In higher order animals, genetic information is passed from parents to offspring via sperm or eggs, also known as gametes. In some single-celled organisms, such as yeast, the genes can be passed to the next generation in spores. In both reproductive strategies, major physical changes occur in the genetic material after it has been duplicated and then halved on the way to the production of mature gametes or spores. Near the end of the process, the material -- called chromatin, the substructure of chromosomes -- becomes dramatically compacted, reduced in volume to as little as five percent of its original volume.
Researchers at The Wistar Institute, studying the mechanisms that control how the genetic material is managed during gamete production, have now identified a single molecule whose presence is required for genome compaction. Their experiments showed that the molecule "marks" the chromatin just prior to compaction and that its presence is mandatory for successful compaction. Additionally, after first noting the molecule's activity during the production of yeast spores, the scientists saw the same activity during the creation of sperm in fruit flies and mice, suggesting that the mechanisms governing genome compaction are evolutionarily ancient, highly conserved in species whose lineages diverged long ago. A report on the new study appears in the September 15 issue of Genes & Development.
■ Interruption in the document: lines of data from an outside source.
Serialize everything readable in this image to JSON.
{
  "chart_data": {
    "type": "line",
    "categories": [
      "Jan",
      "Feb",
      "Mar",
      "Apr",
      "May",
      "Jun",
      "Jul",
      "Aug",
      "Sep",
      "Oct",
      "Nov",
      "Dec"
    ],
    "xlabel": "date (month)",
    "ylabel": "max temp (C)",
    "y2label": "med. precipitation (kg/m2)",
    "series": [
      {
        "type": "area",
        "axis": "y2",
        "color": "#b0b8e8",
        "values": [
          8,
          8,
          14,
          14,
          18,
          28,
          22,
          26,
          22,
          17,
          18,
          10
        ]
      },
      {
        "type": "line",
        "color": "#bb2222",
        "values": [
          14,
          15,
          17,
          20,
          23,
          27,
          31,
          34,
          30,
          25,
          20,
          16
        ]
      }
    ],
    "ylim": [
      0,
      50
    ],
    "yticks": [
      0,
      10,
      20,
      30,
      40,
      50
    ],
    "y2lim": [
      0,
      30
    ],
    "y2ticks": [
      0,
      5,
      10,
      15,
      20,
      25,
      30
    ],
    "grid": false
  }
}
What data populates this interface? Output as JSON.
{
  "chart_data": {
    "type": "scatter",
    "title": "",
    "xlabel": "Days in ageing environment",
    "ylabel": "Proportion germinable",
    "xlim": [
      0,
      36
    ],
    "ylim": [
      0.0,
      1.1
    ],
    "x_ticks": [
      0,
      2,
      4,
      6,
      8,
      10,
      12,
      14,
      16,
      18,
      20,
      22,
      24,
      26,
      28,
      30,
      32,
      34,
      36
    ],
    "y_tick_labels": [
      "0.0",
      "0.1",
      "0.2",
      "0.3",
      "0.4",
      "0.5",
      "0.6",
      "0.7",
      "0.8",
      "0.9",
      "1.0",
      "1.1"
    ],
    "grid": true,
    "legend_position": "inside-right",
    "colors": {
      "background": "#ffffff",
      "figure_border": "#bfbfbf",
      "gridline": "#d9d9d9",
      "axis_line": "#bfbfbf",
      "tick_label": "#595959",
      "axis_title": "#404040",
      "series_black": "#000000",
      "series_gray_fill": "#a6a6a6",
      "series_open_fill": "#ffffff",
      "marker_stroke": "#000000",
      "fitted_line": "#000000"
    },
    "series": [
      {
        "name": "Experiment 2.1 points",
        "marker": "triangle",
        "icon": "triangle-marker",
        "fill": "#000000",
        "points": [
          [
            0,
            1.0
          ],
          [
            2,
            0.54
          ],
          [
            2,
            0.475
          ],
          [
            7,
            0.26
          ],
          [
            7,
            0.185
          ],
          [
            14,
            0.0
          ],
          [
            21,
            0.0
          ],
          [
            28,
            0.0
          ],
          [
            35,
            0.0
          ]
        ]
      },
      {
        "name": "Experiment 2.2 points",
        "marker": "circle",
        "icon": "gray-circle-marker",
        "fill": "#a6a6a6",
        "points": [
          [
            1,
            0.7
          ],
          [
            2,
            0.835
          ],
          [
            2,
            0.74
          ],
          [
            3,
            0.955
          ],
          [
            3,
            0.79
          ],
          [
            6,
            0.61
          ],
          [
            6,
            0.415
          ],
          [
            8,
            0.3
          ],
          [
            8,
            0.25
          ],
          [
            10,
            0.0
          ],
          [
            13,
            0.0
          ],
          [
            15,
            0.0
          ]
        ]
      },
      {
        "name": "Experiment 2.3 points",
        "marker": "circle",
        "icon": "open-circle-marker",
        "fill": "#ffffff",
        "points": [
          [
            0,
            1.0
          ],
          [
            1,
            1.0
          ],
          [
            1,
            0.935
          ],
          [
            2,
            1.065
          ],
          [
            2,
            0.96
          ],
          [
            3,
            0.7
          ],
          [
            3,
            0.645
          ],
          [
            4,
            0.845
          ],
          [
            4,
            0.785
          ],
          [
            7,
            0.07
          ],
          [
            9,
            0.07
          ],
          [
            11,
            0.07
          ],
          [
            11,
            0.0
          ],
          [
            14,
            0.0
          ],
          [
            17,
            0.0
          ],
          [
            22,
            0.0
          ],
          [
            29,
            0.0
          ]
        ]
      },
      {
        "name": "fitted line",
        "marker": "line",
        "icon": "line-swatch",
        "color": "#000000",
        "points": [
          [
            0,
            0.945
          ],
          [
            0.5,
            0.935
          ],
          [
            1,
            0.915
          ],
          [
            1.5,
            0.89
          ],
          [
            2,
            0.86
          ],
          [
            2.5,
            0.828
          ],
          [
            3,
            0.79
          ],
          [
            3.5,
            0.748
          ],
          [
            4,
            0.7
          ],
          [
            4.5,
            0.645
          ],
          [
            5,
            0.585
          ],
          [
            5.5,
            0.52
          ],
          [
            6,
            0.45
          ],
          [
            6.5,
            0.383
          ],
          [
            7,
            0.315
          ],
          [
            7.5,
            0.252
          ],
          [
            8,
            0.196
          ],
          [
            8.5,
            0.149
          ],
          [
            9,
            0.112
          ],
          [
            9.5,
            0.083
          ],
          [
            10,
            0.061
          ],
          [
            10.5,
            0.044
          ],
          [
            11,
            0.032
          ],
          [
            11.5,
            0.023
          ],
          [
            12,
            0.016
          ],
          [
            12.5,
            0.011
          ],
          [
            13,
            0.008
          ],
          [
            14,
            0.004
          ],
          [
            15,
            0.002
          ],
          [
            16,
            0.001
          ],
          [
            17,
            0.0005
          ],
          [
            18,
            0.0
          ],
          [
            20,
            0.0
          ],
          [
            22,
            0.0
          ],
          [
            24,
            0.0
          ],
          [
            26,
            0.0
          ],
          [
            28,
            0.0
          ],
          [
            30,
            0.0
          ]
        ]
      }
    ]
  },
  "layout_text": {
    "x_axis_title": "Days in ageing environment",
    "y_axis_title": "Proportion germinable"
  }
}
A "Perspectives" review in the same issue expands on the significance of the findings.
"This molecular mark is required at a critical time leading up to genome compaction in spores and sperm," says Shelley L. Berger, Ph.D., the Hilary Koprowski Professor at The Wistar Institute and senior author on the study. "Also, there seems to be a similarity in the way the mark is used in organisms as different from each other as yeast and mammals, suggesting that compaction has been important throughout evolution."
Berger speculates that compaction might answer a number of important biological purposes.
"During the time the DNA is single-stranded, as it is in the gametes, it's much more susceptible to breaks and mutations," she says. "Compaction may keep the genome resistant to damage of all kinds. This is critical -- if the single-stranded DNA in gametes breaks, it can fall apart and possibly reassemble itself in devastating translocations."
She notes that normal double-stranded DNA, on the other hand, has the ability to repair breaks in one of its single strands by using the chemical bases in the companion strand as a reference. Bases in DNA pair only in predetermined combinations, so that one strand can serve as a template for the other.
"Compaction might also affect sperm fertility and function in the higher organisms, and thus the propagation of the species," says Thanuja Krishnamoorthy, Ph.D., lead author on the study. "It's vital that we better understand genome compaction during the production of mature sperm."
The molecule in question is a phosphorus molecule that modifies a histone. Histones are relatively small proteins around which DNA is coiled to create structures called nucleosomes. Compact strings of nucleosomes, then, form into chromatin, the substructure of chromosomes.
To test the team's observations, Krishnamoorthy performed an experiment in yeast in which she altered the histone's chemical composition at a single point, the point at which the molecule attaches to, or marks, the histone. The results were clear and compelling: With the alteration, the molecule was unable to attach to the histone, and compaction was severely limited.
"We saw a significant increase in genomic volume in the resulting yeast spores, as though the compaction had been lost," Berger says. "The frequency of successful spore creation was also lowered significantly."
With lead author Krishnamoorthy and senior author Berger, the other Wistar-based co-author on the study is Jean A. Dorsey. The additional co-authors are Xin Chen and Margaret Fuller with Stanford University School of Medicine; Jerome Govin and Saadi Khochbin with the Institut Albert Bonniot Faculté de Médecine in La Tronche, France; Wang L. Cheung and C. David Allis at the University of Virginia, Charlottesville; Karen Schindler and Edward Winter at Thomas Jefferson University; and Vincent Guacci at the Carnegie Institution, Baltimore. (Cheung is currently at the Johns Hopkins Hospital, and Allis is with the Rockefeller University.)
The "Perspectives" review of the study was authored by Kristy D. Wendt and Ali Shilatifard at the St. Louis University School of Medicine.
Support for the research was provided by the National Institutes of Health and the National Science Foundation. Additional support came from Lyon Rhône-Alpes Cancéropôle and the Regulome consortium, the Leukemia and Lymphoma Society, and the Commonwealth Universal Research Enhancement Program of the Pennsylvania Department of Health.